The activation of the MMPs involves the removal of a propeptide, which features an unpaired cysteine residue complexes the catalytic zinc (II) ion. X-ray crystal structures of the complex between MMP-3 catalytic domain and TIMP-1 and MMP-14 catalytic domain and TIMP-2 also reveal ligation of the catalytic zinc (II) ion by the thiol of a cysteine residue. The difficulty in developing effective MMP inhibiting compounds comprises several factors, including choice of selective versus broad-spectrum MMP inhibitors and rendering such compounds bioavailable via an oral route of administration.
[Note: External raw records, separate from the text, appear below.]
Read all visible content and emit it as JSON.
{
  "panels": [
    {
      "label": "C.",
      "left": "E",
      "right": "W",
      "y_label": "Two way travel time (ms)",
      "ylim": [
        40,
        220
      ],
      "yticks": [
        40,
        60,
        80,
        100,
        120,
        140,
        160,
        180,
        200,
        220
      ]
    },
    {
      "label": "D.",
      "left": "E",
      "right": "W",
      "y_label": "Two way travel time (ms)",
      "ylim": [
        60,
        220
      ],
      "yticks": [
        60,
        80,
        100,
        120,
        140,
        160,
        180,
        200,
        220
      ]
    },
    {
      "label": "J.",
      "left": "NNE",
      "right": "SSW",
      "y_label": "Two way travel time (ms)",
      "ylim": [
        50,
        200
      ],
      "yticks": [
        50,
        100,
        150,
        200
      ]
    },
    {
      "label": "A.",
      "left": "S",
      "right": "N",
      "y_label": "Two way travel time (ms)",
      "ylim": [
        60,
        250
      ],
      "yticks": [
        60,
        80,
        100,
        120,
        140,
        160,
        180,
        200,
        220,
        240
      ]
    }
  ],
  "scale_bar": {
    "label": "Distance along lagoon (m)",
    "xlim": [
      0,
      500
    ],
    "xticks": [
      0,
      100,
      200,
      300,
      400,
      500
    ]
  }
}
MMP-3 (stromelysin-1; transin-1) is another member of the MMP family (Woesner; FASEB J. 1991; 5:2145-2154). Human MMP-3 was initially isolated from cultured human synoviocytes. It is also expressed by chondrocytes and has been localized in OA cartilage and synovial tissues (Case; Am. J. Pathol. 1989 December; 135(6):1055-64).
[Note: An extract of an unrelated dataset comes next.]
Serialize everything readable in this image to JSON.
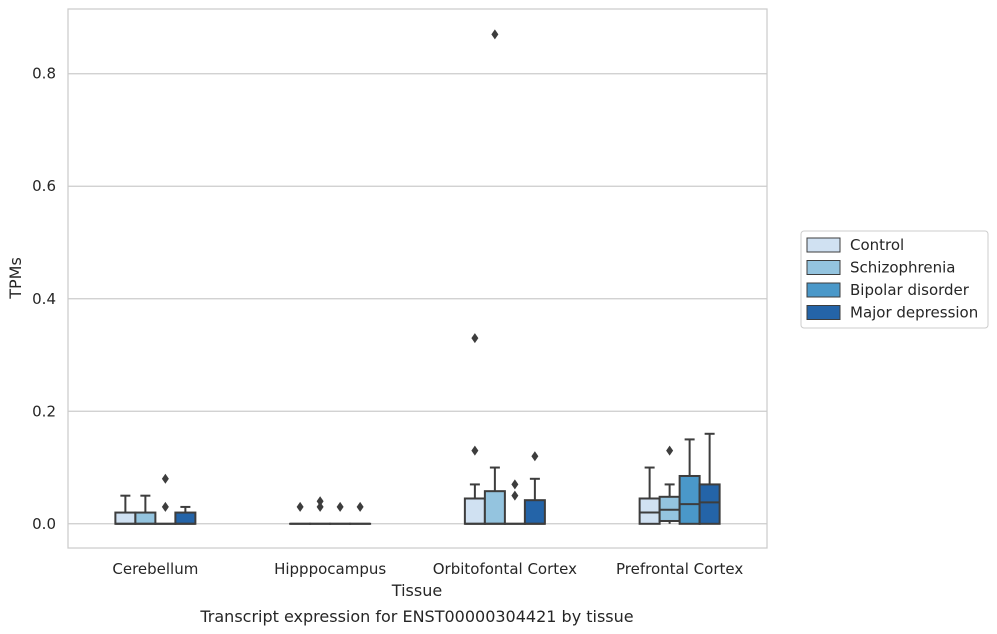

MMP-3 is produced by basal keratinocytes in a variety of chronic ulcers. MMP-3 mRNA and Protein were detected in basal keratinocytes adjacent to but distal from the wound edge in what probably represents the sites of proliferating epidermis. MMP-3 may this prevent the epidermis from healing (Saarialho-Kere, J. Clin. Invest. 1994 July; 94(1):79-88)).
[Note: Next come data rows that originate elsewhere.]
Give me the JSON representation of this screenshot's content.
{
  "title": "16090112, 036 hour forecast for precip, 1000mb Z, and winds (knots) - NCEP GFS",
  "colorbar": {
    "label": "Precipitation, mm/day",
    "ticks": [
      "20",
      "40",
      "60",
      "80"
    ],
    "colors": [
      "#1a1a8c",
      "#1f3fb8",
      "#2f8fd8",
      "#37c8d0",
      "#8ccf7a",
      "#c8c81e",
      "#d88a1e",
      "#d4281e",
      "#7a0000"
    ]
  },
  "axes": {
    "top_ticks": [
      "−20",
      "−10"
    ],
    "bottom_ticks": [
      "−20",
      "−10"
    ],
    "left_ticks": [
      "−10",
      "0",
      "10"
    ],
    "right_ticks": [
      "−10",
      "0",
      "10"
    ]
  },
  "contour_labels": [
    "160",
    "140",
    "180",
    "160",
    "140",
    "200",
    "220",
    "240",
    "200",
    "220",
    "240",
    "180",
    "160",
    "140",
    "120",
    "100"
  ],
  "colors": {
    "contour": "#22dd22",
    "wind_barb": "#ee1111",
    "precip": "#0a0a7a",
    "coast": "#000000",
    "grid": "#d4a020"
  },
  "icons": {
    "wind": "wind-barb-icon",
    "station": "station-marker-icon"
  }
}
MMP-3 serum protein levels are significantly elevated in patients with early and long-term rheumatoid arthritis (Yamanaka; Arthritis Rheum. 2000 April; 43(4):852-8) and in osteoarthritis patients (Bramono; Clin Orthop Relat Res. 2004 November; (428):272-85) as well as in other inflammatory diseases like systemic lupus erythematosis and ankylosing spondylitis (Chen, Rheumatology 2006 April; 45(4):414-20.).
MMP-3 acts on components of the ECM as aggrecan, fibronectin, gelatine, laminin, elastin, fibrillin and others and on collagens of type III, IV, V, VII, KX, X (Bramono; Clin Orthop Relat Res. 2004 November; (428):272-85). On collagens of type II and IX, MMP-3 exhibits telopeptidase activity (Sandell, Arthritis Res. 2001; 3(2):107-13; Eyre, Clin Orthop Relat Res. 2004 October; (427 Suppl):S118-22.). MMP-3 can activate other MMP family members as MMP-1; MMP-7; MMP-8; MMP-9 and MMP-13 (Close, Ann Rheum Dis 2001 November; 60 Suppl 3:iii62-7).
MMP-3 is involved in the regulation of cytokines and chemokines by releasing TGFβ1 from the ECM, activating TNFα, inactivation of IL-1β and release of IGF (Parks, Nat Rev Immunol. 2004 August; 4(8):617-29). A potential role for MMP-3 in the regulation of macrophate infiltration is based on the ability of the enzyme to converse active MCP species into antagonistic peptides (McQuibban, Blood. 2002 Aug. 15; 100(4):1160-7.).